Este domingo, el Concejo de Bogotá aprobó el presupuesto para 2013 por 13 billones de pesos, pero, más allá de la noticia oficial, en la sesión plenaria quedó en evidencia un resquebrajamiento de las relaciones entre parte de la bancada progresista y la administración del alcalde Gustavo Petro.

Resulta que cuando todo indicaba que el presupuesto sería aprobado sin cinco artículos clave para Petro -entre ellos uno que le iba a permitir crear el banco para los pobres y otro que le otorgaba facultades extraordinarias en caso de declaratoria de estado de excepción- la bancada progresista comenzó a salirse del recinto. Para el momento de la votación, la concejal progresista Diana Alejandra Rodríguez dijo en micrófonos que ella se quedaba porque no estaba dispuesta a aceptar la orden de retirada que les estaban dando y afirmó que el secretario de Gobierno, Guillermo Asprilla, estaba empleando una "mala estrategia", por lo que todo el mundo interpretó que ese funcionario les estaba ordenando que se fueran. Al final, cinco de los ocho progresistas se retiraron y apenas quedaron Rodríguez, Carlos Vicente de Roux y Angélica Lozano. Varias fuentes le contaron a La Silla que la idea de la administración era desbaratar el quórum para que se hundiera el presupuesto y que el alcalde pudiera sacarlo vía decreto con los artículos que él quería, pero que tres de sus concejales no le hicieron caso.
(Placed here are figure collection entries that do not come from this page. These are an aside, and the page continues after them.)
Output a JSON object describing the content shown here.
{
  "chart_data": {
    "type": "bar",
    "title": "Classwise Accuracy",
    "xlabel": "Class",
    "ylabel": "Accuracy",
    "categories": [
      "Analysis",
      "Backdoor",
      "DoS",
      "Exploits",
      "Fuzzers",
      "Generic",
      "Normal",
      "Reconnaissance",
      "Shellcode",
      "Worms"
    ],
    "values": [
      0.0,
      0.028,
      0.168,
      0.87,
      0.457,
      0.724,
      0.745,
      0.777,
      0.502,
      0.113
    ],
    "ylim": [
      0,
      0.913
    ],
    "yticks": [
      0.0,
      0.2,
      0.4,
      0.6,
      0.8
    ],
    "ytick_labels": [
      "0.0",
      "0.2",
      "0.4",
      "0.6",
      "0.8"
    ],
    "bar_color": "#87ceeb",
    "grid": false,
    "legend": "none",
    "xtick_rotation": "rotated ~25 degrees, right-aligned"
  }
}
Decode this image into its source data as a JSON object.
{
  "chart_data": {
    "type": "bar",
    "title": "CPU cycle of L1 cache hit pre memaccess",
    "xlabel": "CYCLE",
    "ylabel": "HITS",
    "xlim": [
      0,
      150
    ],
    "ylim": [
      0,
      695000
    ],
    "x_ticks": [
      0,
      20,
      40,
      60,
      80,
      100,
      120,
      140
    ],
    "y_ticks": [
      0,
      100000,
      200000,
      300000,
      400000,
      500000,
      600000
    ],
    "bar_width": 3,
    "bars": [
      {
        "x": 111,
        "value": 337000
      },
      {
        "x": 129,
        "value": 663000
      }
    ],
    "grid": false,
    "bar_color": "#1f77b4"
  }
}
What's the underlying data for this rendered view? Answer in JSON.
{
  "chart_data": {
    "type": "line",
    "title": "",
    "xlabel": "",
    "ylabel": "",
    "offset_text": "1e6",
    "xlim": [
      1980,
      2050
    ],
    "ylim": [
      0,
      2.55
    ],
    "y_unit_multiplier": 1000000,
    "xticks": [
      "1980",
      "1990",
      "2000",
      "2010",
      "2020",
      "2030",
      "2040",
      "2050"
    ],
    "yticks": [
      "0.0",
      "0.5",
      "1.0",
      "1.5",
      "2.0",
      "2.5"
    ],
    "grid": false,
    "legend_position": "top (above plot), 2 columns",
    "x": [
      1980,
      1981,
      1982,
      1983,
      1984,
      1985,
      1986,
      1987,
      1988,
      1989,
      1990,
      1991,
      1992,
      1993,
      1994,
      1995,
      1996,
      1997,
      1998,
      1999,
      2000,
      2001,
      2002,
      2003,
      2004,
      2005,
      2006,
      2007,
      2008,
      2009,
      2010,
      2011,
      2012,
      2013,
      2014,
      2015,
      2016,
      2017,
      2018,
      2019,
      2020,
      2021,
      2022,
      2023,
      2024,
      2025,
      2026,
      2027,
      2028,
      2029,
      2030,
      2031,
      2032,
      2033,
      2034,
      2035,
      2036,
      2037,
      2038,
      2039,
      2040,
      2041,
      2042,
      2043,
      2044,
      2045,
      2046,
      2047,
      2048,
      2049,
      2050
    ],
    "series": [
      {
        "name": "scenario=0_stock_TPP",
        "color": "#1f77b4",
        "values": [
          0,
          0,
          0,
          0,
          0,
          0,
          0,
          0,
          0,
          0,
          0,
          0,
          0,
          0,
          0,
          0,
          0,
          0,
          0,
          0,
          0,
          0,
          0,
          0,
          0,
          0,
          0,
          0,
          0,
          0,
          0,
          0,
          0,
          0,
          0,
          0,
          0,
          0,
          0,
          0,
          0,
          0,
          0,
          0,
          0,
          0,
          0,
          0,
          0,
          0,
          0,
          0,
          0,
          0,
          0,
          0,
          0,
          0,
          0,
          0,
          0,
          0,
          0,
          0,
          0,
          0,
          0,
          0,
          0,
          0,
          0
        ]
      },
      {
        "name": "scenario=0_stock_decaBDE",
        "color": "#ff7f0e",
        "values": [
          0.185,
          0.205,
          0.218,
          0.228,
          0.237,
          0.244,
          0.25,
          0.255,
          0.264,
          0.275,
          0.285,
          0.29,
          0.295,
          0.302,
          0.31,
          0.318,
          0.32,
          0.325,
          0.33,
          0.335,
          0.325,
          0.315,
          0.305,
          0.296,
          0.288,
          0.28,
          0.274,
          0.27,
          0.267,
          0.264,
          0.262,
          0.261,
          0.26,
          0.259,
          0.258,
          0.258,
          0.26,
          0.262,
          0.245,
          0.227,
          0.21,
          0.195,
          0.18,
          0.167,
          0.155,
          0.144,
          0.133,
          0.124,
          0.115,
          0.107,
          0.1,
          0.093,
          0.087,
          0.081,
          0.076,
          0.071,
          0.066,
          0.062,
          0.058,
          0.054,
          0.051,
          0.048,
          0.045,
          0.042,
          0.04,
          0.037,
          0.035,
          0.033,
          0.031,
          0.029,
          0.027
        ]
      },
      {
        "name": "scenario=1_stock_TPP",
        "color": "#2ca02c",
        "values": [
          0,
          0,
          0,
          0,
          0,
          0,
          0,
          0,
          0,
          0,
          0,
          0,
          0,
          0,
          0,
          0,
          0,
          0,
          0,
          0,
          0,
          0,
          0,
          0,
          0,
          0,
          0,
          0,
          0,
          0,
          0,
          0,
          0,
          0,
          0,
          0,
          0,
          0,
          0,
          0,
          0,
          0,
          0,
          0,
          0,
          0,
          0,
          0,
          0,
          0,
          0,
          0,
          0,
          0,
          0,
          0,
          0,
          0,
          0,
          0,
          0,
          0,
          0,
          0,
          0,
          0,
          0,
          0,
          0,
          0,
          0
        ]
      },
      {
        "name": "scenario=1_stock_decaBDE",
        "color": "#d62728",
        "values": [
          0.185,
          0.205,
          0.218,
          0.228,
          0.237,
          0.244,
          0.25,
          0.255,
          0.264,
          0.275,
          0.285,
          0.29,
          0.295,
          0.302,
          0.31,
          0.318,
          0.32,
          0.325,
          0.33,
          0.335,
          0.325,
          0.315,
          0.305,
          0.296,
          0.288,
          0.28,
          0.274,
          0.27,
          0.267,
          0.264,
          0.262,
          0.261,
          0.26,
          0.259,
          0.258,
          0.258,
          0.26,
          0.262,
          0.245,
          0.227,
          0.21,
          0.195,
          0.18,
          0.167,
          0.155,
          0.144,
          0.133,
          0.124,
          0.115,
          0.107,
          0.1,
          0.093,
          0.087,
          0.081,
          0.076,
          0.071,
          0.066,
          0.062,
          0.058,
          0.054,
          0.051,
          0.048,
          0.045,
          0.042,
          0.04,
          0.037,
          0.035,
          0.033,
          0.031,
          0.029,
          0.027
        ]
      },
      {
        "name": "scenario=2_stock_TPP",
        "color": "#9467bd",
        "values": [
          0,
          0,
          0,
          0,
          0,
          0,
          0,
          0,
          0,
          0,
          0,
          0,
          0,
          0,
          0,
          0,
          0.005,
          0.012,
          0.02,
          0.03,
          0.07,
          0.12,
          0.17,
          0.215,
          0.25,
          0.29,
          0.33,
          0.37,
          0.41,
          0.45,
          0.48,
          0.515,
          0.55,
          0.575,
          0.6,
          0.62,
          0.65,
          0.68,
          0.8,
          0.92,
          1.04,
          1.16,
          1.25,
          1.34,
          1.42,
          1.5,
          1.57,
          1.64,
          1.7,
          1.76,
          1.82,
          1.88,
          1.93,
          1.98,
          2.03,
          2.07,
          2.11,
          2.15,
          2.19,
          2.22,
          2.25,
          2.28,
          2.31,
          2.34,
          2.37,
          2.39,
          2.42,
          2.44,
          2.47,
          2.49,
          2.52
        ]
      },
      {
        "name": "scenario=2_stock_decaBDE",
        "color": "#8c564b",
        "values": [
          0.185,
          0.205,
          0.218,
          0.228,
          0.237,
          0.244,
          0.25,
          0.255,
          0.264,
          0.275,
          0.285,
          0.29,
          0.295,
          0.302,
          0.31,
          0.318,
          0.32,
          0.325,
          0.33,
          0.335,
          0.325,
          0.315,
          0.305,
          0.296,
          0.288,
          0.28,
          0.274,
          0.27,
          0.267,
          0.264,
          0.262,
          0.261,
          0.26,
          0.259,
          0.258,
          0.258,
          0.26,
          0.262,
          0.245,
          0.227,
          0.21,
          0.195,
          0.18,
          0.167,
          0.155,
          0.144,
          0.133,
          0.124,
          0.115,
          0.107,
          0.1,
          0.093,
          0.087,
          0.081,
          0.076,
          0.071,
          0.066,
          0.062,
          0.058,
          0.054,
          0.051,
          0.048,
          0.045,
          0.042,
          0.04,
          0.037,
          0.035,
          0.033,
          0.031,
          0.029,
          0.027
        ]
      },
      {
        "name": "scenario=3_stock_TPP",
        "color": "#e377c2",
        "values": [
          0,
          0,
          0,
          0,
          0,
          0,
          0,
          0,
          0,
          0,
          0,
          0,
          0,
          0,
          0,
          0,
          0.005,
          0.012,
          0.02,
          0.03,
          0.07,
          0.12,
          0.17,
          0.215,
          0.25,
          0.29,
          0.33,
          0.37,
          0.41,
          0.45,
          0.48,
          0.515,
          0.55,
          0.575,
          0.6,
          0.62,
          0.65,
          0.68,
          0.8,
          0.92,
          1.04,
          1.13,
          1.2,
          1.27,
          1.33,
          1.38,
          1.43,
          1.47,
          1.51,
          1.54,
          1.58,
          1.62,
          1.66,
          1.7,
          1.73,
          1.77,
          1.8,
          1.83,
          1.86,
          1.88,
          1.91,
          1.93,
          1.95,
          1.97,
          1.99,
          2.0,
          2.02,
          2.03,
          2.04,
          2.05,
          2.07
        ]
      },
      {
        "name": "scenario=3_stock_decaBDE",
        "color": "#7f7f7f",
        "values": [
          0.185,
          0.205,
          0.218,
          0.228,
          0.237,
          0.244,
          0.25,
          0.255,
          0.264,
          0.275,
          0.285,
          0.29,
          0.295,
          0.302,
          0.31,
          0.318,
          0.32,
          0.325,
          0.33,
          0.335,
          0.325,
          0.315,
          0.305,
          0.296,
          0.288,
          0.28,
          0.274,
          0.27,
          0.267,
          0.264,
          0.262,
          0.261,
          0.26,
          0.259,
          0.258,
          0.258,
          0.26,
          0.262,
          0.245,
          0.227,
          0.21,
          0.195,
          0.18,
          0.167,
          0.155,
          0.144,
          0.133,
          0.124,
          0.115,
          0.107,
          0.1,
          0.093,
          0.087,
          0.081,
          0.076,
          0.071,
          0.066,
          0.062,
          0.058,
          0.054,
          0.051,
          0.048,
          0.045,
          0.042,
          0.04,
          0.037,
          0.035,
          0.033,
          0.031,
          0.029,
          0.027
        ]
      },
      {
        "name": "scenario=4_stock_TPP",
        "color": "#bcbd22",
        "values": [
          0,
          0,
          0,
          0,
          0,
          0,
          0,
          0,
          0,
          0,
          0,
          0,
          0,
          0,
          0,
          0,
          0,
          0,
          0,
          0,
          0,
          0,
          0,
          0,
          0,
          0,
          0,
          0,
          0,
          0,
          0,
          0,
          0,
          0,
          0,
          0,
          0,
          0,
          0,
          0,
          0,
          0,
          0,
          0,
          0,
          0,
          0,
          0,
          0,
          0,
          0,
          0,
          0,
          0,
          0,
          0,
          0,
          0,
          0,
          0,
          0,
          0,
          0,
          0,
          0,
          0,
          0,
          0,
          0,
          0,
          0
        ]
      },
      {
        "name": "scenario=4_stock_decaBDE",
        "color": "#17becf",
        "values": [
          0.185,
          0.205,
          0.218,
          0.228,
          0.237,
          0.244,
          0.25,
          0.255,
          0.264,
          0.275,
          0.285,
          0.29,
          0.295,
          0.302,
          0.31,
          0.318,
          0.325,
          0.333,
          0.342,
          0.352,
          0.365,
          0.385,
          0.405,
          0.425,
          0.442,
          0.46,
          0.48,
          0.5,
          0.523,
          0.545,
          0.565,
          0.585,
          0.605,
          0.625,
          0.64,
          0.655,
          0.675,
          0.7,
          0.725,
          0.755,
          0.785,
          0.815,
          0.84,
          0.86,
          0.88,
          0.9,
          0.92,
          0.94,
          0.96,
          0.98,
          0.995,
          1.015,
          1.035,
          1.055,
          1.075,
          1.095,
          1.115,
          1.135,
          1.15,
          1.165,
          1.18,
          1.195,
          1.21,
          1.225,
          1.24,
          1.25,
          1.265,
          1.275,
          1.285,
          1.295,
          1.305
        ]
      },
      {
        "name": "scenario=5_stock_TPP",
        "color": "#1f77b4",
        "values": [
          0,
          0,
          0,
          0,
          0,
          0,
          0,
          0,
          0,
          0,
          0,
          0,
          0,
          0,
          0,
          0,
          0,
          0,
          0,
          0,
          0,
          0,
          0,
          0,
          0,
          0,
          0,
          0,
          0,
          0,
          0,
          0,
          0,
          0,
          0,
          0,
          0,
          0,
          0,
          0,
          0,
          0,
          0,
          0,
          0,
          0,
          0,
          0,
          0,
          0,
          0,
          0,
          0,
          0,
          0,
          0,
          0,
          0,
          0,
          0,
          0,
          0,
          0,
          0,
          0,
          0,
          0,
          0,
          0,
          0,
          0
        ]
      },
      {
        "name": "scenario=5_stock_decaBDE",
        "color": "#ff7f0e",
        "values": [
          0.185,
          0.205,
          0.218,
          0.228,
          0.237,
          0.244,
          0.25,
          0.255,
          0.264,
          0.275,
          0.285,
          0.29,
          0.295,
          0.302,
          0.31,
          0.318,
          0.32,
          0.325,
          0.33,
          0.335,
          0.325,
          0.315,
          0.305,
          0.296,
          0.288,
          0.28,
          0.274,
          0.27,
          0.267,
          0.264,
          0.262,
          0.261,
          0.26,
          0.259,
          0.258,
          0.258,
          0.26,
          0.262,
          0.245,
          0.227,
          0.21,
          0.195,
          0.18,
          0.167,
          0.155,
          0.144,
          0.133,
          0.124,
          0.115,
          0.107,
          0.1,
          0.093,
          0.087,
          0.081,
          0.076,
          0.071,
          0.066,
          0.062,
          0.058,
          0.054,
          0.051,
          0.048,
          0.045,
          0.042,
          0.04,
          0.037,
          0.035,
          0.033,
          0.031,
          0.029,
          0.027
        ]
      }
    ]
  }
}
Durante la sesión, también se notó la distancia que hay entre el secretario de Hacienda Ricardo Bonilla y la concejal Angélica Lozano, quien desde mayo pasado viene haciendo fuertes críticas a la gestión de Bonilla. Esta vez, ella votó en contra del presupuesto porque no estuvo de acuerdo con varias de las modificaciones que propuso Bonilla al proyecto y, además, criticó que éste y Asprilla hubieran actuado a espaldas del alcalde al supuestamente haber adquirido unos compromisos con la concejal de oposición Clara Lucía Sandoval, quien pidió que unos recursos destinados a la población LGBTI se ampliaran a todas las poblaciones vulnerables, un asunto que finalmente no se concretó. "Los secretarios actúan de espaldas al alcalde y yo, en cambio, todo lo que digo en privado lo sostengo en público", dijo Lozano, quien añadió que durante la votación a ella nadie le ordenó que se saliera del recinto.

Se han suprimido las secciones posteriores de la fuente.